In the mid part of the year, I think most people were super busy with projects or vacations because not much happened. From a developer standpoint the most notable event was probably the release of the new Advanced Developer Training course by Kentico consulting. This course was completely re-done and now available in an e-learning format. I was able to help beta test the training, and I can tell you that this course is a must for any developer who wants to master the Kentico API and inner workings of the platform. It is very good.
And speaking of training, right around here I was able to pass the certified Marketer exam that Kentico released this year as well.
Ending 2016 with a Bang
Like I mentioned, the mid part of 2016 was somewhat quiet after a nice start. However, the end of 2016 provided quite the punch in terms of meaningful events for the Kentico community. It started out with a big announcement in October, the fact that Kentico was named a challenger in Gartner Magic Quadrant for Web Content Management. This was a major achievement in validating the platform for use for developers who work in the enterprise market.
Hot off of the announcement in October, the best month ever happened for Kentico in November 2016. You can read the full post about November, but basically it included the launch of Kentico Advantage, the 404 Conference in Las Vegas, and the release of both Kentico Cloud and Kentico 10.0. That is a whole lot to put in one month!

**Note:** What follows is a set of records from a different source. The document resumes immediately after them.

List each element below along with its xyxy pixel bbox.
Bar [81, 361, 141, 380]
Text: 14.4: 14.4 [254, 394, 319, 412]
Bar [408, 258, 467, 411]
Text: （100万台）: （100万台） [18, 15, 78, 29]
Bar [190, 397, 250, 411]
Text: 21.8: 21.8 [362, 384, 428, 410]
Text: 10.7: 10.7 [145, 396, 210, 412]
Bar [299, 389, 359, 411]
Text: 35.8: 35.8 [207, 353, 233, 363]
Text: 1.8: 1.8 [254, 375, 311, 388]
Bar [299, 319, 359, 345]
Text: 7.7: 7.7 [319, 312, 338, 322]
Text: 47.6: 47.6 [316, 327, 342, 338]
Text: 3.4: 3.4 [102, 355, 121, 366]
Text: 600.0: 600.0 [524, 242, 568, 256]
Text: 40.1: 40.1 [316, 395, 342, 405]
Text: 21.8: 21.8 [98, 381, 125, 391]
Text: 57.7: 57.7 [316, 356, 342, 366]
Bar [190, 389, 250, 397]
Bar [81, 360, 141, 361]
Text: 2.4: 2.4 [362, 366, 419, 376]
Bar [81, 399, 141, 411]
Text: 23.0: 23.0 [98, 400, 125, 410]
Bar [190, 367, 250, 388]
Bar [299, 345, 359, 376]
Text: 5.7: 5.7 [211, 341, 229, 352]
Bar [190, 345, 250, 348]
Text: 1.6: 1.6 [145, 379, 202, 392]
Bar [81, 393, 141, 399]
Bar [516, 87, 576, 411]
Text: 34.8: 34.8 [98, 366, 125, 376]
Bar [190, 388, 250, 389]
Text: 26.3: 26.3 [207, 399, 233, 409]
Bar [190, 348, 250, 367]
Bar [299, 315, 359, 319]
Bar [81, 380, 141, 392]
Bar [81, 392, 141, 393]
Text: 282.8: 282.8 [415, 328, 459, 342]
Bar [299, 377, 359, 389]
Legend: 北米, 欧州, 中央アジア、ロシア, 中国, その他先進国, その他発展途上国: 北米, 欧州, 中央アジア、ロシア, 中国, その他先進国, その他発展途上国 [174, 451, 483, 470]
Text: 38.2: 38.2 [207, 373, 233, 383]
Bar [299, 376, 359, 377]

December also included a special upgrade training that I attended at the US headquarters of Kentico. We learned how to best upgrade from Kentico 7 to Kentico 10. It was a good trip, and full of learning. I'm pretty excited about getting a few of my clients up to date with the newest version.
And here we are on the last day of 2016. It was seriously a good year for Kentico and kind of fun to recap all of the things that happened. But let's switch gears and talk about my blog next.
The Best Mcbeev.com Kentico Posts of 2016
- 8 Things Developers Should Know about Kentico MVC
- My First Impressions of Kentico 9 and part 2
- Application Insights for Kentico
- How Compare For Kentico Works
- How To Use Kentico Custom Module Help Topics
- How Search For Kentico Works
- Is Kentico 10 Performance for Real
- Best Kentico Month Ever
- Generate Realistic Test Data in Kentico
The Best Kentico Rocks Podcast Episodes of 2016
The following episodes of the Kentico Rocks Podcast were created in 2016 and are in order of which received the most downloads.
The Best of the Kentico Community of 2016
The following posts are my favorite posts or what I feel are the most informative posts by either Kentico employees, Kentico MVPs, and/or Kentico enthusiasts. They are in no particular order. This list is super hard to narrow down. So if I left out anything you really enjoyed, add it in the comments.
- Custom Table vs. Custom Module performance
- Contacts and SSL in Kentico EMS
- Building an MVC site in Kentico Cloud
- Integrating Slack Notifications with Kentico
- What is Kentico Cloud and Why Should I Care?
- Kentico Request Filtering Module
- Automating Kentico Continuous Integration with TeamCity and GitHub
- How to create your own cool custom report module in Kentico
- Kentico : KInspector & GitHub
- Cache Tricks and Tips
- Options for File Fields in Structured Data
- Creating Secure Filters in Kentico
- Top 10 things to be aware of when using Kentico 9 Continuous Integration
- Using Azure Functions in Kentico
- Get Near-Zero Load Time in Both Development and Production
Like I said, 2016 was a big year for the Kentico community as a whole. 2017 should be going in a very interesting direction as well with the development of Kentico Cloud, a continuation of the Portal Engine vs MVC discussion, Kentico 10 performance gains, and fun with Kentico 7 to Kentico 10 upgrades. And speaking of which its that time of year again for upgrading Mcbeev.com. Fun times.